一、如何派生内置不可变类型并修改其实例化行为
我们想自定义一种新类型的元组,对于传入的可迭代对象,我们只保留其中int类型且值大于0的元素,例如:
IntTuple([2,-2,'jr',['x','y'],4]) => (2,4)
class IntTuple(tuple):
def __new__(cls, iterable):
# for i in iterable:
# if isinstance(i,int) and i > 0:
# super().__init__(i)
# print(self)
# 生成器
f = (i for i in iterable if isinstance(i, int) and i > 0)
# f1 = [i for i in iterable if isinstance(i, int) and i > 0]

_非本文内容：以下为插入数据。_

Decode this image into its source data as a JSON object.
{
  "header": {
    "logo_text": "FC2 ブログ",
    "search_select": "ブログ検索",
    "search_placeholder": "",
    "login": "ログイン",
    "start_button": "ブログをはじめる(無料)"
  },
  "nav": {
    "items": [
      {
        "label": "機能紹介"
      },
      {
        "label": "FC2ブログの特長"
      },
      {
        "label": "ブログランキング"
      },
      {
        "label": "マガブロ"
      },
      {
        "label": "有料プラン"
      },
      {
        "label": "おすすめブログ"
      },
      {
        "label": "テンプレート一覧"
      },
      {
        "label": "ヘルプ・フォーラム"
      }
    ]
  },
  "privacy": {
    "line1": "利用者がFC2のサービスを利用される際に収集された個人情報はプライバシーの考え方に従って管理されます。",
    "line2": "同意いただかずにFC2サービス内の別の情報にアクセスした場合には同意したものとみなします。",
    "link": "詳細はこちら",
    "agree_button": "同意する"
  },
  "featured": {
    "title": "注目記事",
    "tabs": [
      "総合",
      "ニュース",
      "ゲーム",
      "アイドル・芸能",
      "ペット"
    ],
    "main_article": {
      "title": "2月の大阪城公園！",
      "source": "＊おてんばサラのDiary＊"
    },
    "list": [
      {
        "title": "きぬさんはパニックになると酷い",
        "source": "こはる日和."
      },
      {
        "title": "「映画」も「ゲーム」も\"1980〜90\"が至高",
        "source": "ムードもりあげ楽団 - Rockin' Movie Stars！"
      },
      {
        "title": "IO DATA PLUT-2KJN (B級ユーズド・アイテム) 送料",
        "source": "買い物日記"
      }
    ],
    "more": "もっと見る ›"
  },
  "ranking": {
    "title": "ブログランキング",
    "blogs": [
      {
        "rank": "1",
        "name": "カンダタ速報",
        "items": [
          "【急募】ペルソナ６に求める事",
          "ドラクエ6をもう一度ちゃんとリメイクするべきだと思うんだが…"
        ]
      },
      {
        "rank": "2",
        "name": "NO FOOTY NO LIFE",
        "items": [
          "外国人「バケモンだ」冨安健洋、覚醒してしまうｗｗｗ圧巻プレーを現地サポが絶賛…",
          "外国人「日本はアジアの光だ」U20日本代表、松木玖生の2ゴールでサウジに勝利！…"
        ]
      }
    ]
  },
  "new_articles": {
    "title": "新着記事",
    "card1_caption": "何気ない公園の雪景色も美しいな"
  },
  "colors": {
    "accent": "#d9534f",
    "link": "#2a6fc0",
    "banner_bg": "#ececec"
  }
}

return super().__new__(cls, f)
# return super().__new__(cls, f1)
# cls换成IntTuple 这个属于硬编码,不推荐,要改的时候很麻烦
# return super().__new__(IntTuple, f1)
int_t = IntTuple([2,-2,'jr',['x','y'],4])
print(int_t)
结果: (2, 4)
二、如何为创建大量实例节省内存
- 解决办法:定义类的__slots__属性,声明实例有哪些属性(关闭动态绑定)
import sys
import tracemalloc
class Player1(object):
def __init__(self, uid, name, status=0, level=1):
self.uid = uid
self.name = name
self.status = status
self.level = level
class Player2(object):
__slots__ = ('uid', 'name', 'status', 'level')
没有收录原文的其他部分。